11. What the Bottleneck Becomes
The bottleneck has moved. AI has given the people inside organisations real superpowers, and the barriers to producing software have collapsed. What sits in their place is a different question: what to do with the new capacity.
Which ideas should become real, and which should hold for another time. Where they should fit when they do. Whether the data exists yet, and whether it needs to.
That is the work the translation layer does, and AI raised its value. When the volume of ideas goes up, so does the value of someone who can read them well, decide what is worth building, and wire the result into the rest of the system.
Sometimes the right move is to expose an internal API directly to the people who need it. More often it is to translate the request into a properly hosted internal tool, integrate the data it needs, and make sure the thing actually solves the problem.

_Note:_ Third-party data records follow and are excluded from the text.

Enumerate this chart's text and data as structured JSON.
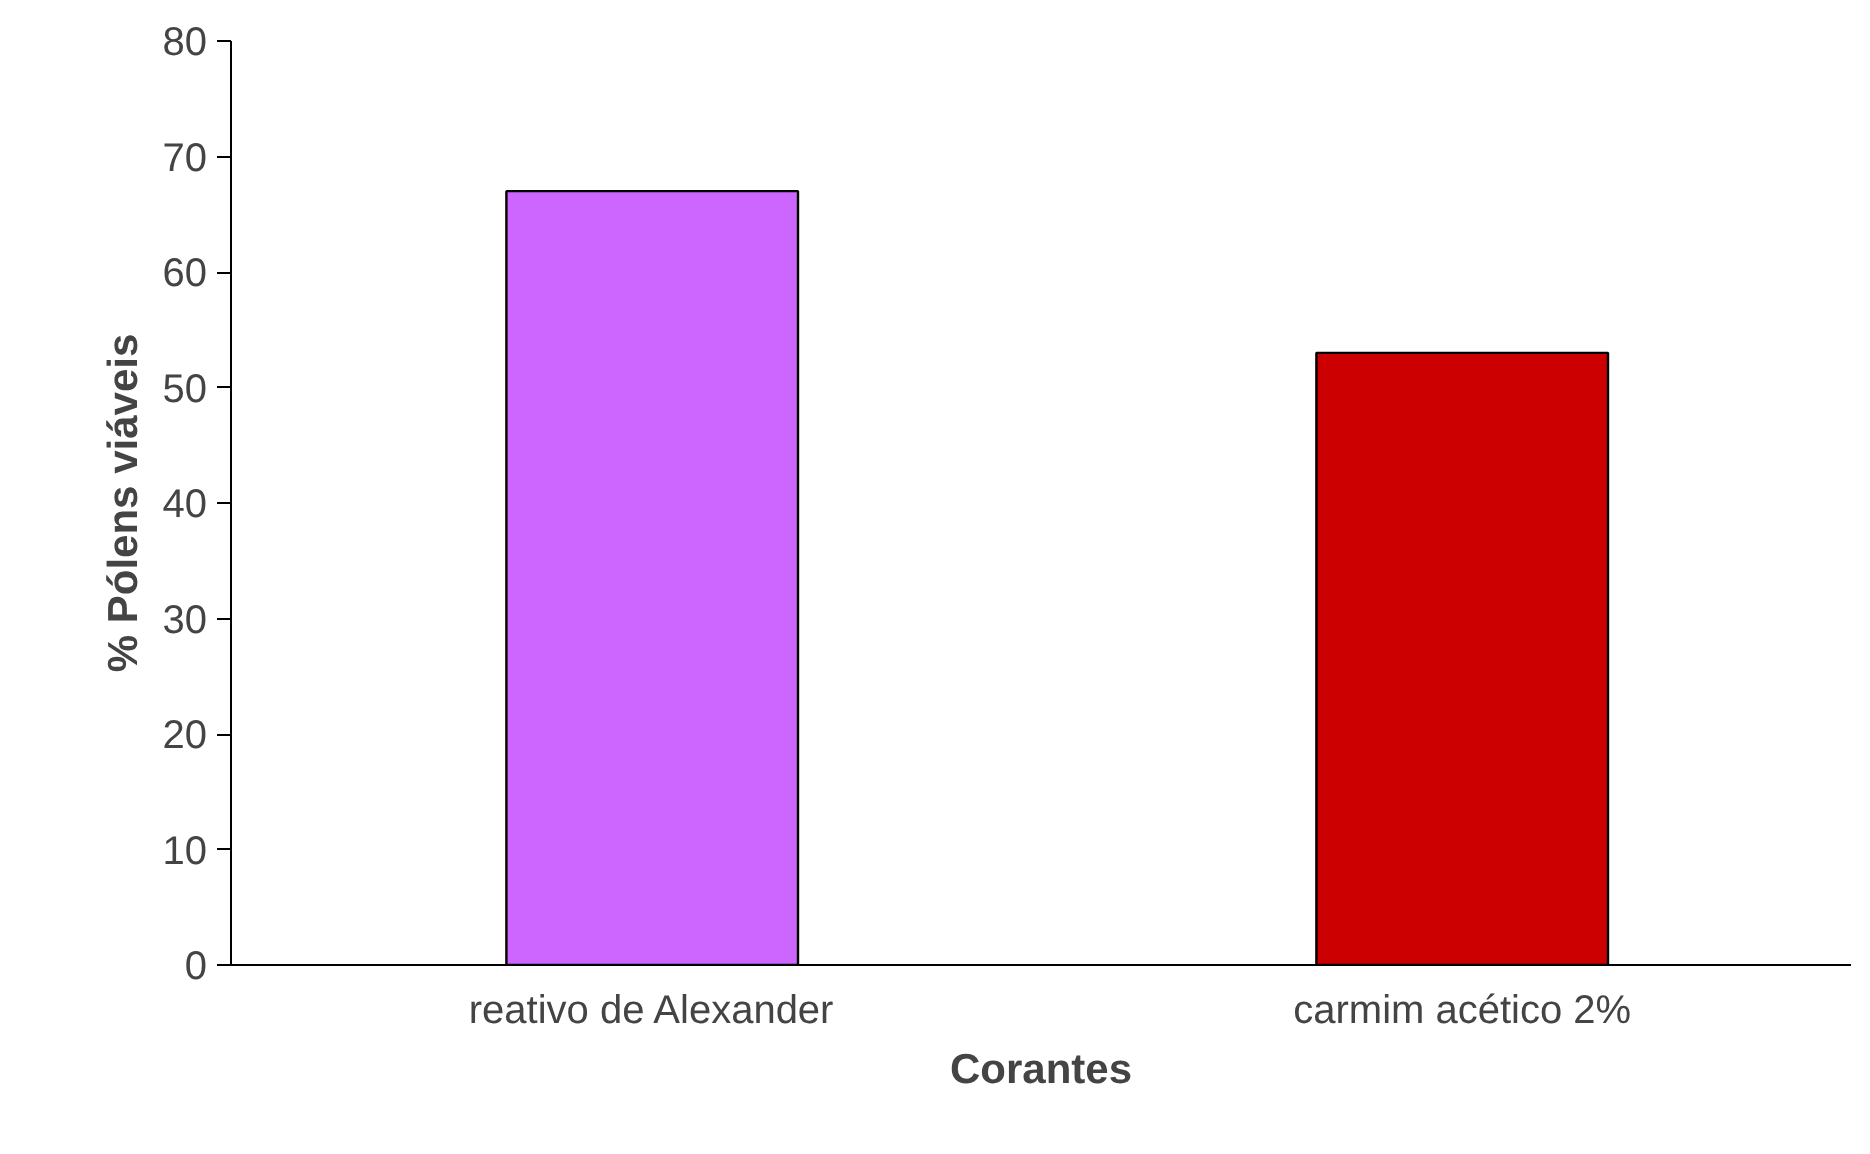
{
  "chart_data": {
    "type": "bar",
    "xlabel": "Corantes",
    "ylabel": "% Pólens viáveis",
    "categories": [
      "reativo de Alexander",
      "carmim acético 2%"
    ],
    "values": [
      67,
      53
    ],
    "colors": [
      "#cc66ff",
      "#cc0000"
    ],
    "ylim": [
      0,
      80
    ],
    "yticks": [
      0,
      10,
      20,
      30,
      40,
      50,
      60,
      70,
      80
    ],
    "grid": false
  }
}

Too tight, the layer kills momentum. People stop bringing ideas. The organisation slips back into its old processes.
Too loose, it lets shadow tools proliferate, architecture fragment, supplier systems get exposed unsafely, and trust erode.
The skill is tuning it. Narrow enough to protect the platform. Wide enough to let the imagination through.
The bottleneck is where the organisation decides what gets built.
The role I am describing is becoming quietly necessary in organisations using AI seriously. It sits between what the business is imagining and what the systems already do. It decides which ideas to take on. It makes sure the ones that do can be safely depended on.
The more an organisation begins to dream in software, the more that role matters. I think a lot more organisations are about to need one.